Recognizing the strategic role of tourism, industrializing Andalusia should be the axis of private business decisions and public policies. It should be noted that Andalusia is not industrializing per se, that public policies will contribute to it or the contrary, but it will be the business environment that strategically bets on the industry in Andalusia or not. It is there where both the Andalusian public and private sectors must be aware of the opportunity that the current economic situation presents to work together for the long-awaited down payment of the Andalusian economy at a national and European level.
This collaboration between Andalusian public and private economic actors backed by productive investment has already demonstrated its capacity for national leadership and its competitiveness at an international level with such notable examples as the aeronautical and aerospace sector with its central axis in Seville-Cádiz, the shipyards of the province of Cádiz and the technology park of Malaga, formerly the Technology Park of Andalusia.
The aeronautical and aerospace sector in Andalusia is one of the main centers in Europe and the only one in Spain that has a final assembly line for large aircraft such as the A400M. In addition, thanks to the aforementioned public-private collaboration, it will house the headquarters of the Spanish Space Agency in Seville and has been named European Capital of Space 2024.
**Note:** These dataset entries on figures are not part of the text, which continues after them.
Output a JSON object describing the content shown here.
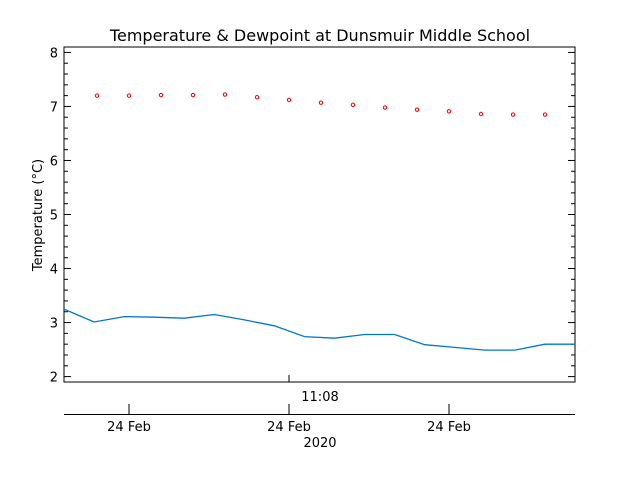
{
  "chart_data": {
    "type": "line",
    "title": "Temperature & Dewpoint at Dunsmuir Middle School",
    "ylabel": "Temperature (°C)",
    "ylim": [
      1.9,
      8.1
    ],
    "yticks": [
      2,
      3,
      4,
      5,
      6,
      7,
      8
    ],
    "time_label": "11:08",
    "date_ticks": [
      "24 Feb",
      "24 Feb",
      "24 Feb"
    ],
    "year_label": "2020",
    "series": [
      {
        "style": "points",
        "color": "#ff0000",
        "values": [
          7.2,
          7.2,
          7.21,
          7.21,
          7.22,
          7.17,
          7.12,
          7.07,
          7.03,
          6.98,
          6.94,
          6.91,
          6.86,
          6.85,
          6.85
        ]
      },
      {
        "style": "line",
        "color": "#0077cc",
        "values": [
          3.25,
          3.01,
          3.11,
          3.1,
          3.08,
          3.15,
          3.05,
          2.94,
          2.74,
          2.71,
          2.78,
          2.78,
          2.59,
          2.54,
          2.49,
          2.49,
          2.6,
          2.6
        ]
      }
    ]
  }
}
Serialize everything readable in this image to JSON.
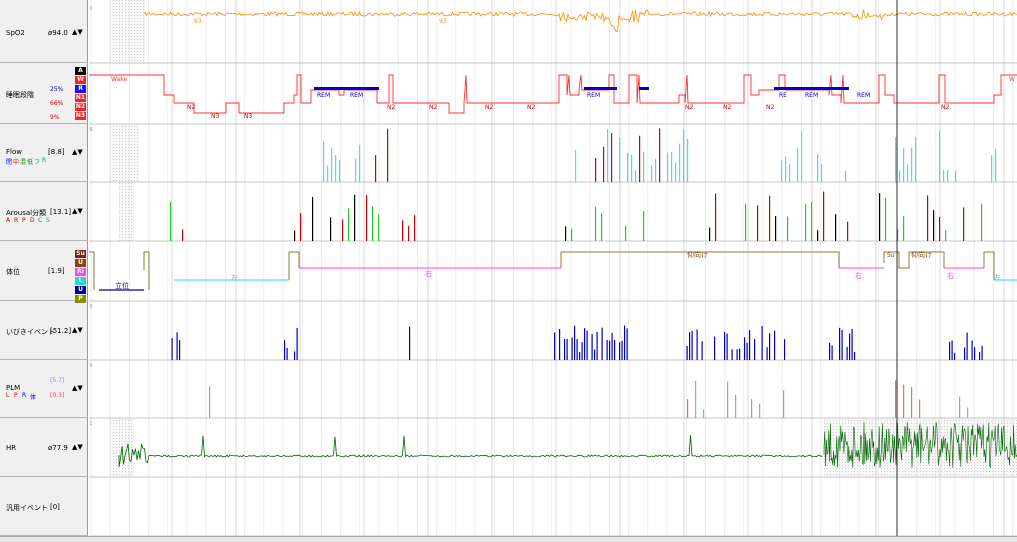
{
  "rows": {
    "spo2": {
      "name": "SpO2",
      "value": "ø94.0",
      "scale_top": "100",
      "scale_bottom": "70",
      "trace_labels": [
        "93",
        "93"
      ]
    },
    "stage": {
      "name": "睡眠段階",
      "pcts": [
        "25%",
        "66%",
        "9%"
      ],
      "boxes": [
        "A",
        "W",
        "R",
        "N1",
        "N2",
        "N3"
      ],
      "trace_labels": [
        "Wake",
        "N2",
        "N3",
        "N3",
        "REM",
        "REM",
        "N2",
        "N2",
        "N2",
        "N2",
        "REM",
        "N2",
        "N2",
        "N2",
        "RE",
        "REM",
        "REM",
        "N2",
        "W"
      ]
    },
    "flow": {
      "name": "Flow",
      "value": "[8.8]",
      "sub": [
        "閉",
        "中",
        "混",
        "低",
        "フ",
        "R"
      ],
      "scale_top": "116"
    },
    "arousal": {
      "name": "Arousal分類",
      "value": "[13.1]",
      "sub": [
        "A",
        "R",
        "P",
        "D",
        "C",
        "S"
      ],
      "scale_top": "28"
    },
    "position": {
      "name": "体位",
      "value": "[1.9]",
      "boxes": [
        "Su",
        "U",
        "Ri",
        "L",
        "U",
        "P"
      ],
      "trace_labels": [
        "立位",
        "左",
        "右",
        "仰向け",
        "右",
        "Su",
        "仰向け",
        "右",
        "左"
      ]
    },
    "snore": {
      "name": "いびきイベント",
      "value": "[51.2]",
      "scale_top": "100"
    },
    "plm": {
      "name": "PLM",
      "value_a": "[5.7]",
      "value_b": "[0.3]",
      "sub": [
        "L",
        "P",
        "R",
        "体"
      ],
      "scale_top": "205"
    },
    "hr": {
      "name": "HR",
      "value": "ø77.9",
      "scale_top": "241"
    },
    "general": {
      "name": "汎用イベント",
      "value": "[0]"
    }
  },
  "arrows": "▲▼",
  "colors": {
    "spo2": "#ff8c00",
    "stage": "#ff3030",
    "rem": "#0000cc",
    "flow": "#40e0f0",
    "arousal_black": "#000000",
    "arousal_green": "#22cc22",
    "arousal_red": "#cc0000",
    "position": "#ff40ff",
    "position_dark": "#8b4513",
    "position_blue": "#00008b",
    "position_cyan": "#30d0d8",
    "snore": "#0000cc",
    "plm": "#9999ff",
    "hr": "#006400",
    "hr_pink": "#ff1493"
  }
}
The shipyards of the public company Navantia in Cádiz have a total of 17,000 jobs for the coming years, including direct and indirect jobs, thanks to the contracts awarded for the manufacture of five corvettes for Saudi Arabia, three logistics ships for the United Kingdom, a patrol boat for Morocco, six ships to be confirmed for Angola and four for the Spanish navy.
And the technology park of Malaga (Málaga Tech Park) which has 624 companies installed with more than 22,000 employees and with an aggregate turnover of 2,300 million euros. It is the headquarters of the national and international associations of science parks and the coordination of the Ibero-American Network of Science and Technology Parks.
To these examples we should add, as a reminder, the extraordinary geostrategic position of the region, the coastal penetrability of more than 1000 km. and the new connection with the Trans-European Transport Network (TEN-T) that is being carried out through the province of Granada.
Undoubtedly, Andalusia and its economic actors have a unique opportunity for business investment and industrialization, which places the community at competitive levels such as those that Seville already had in 1930 (when it had more than 200 factories) or Malaga in 1850, time when it was known as the second Spanish industrial city.
Will we be able as a region to take advantage of this circumstance to resume industrial leadership positions within Spain and position ourselves in the manufacture of products with high added value at a national and international level? If the market winds are taken advantage of, the data is blowing in favor of this current.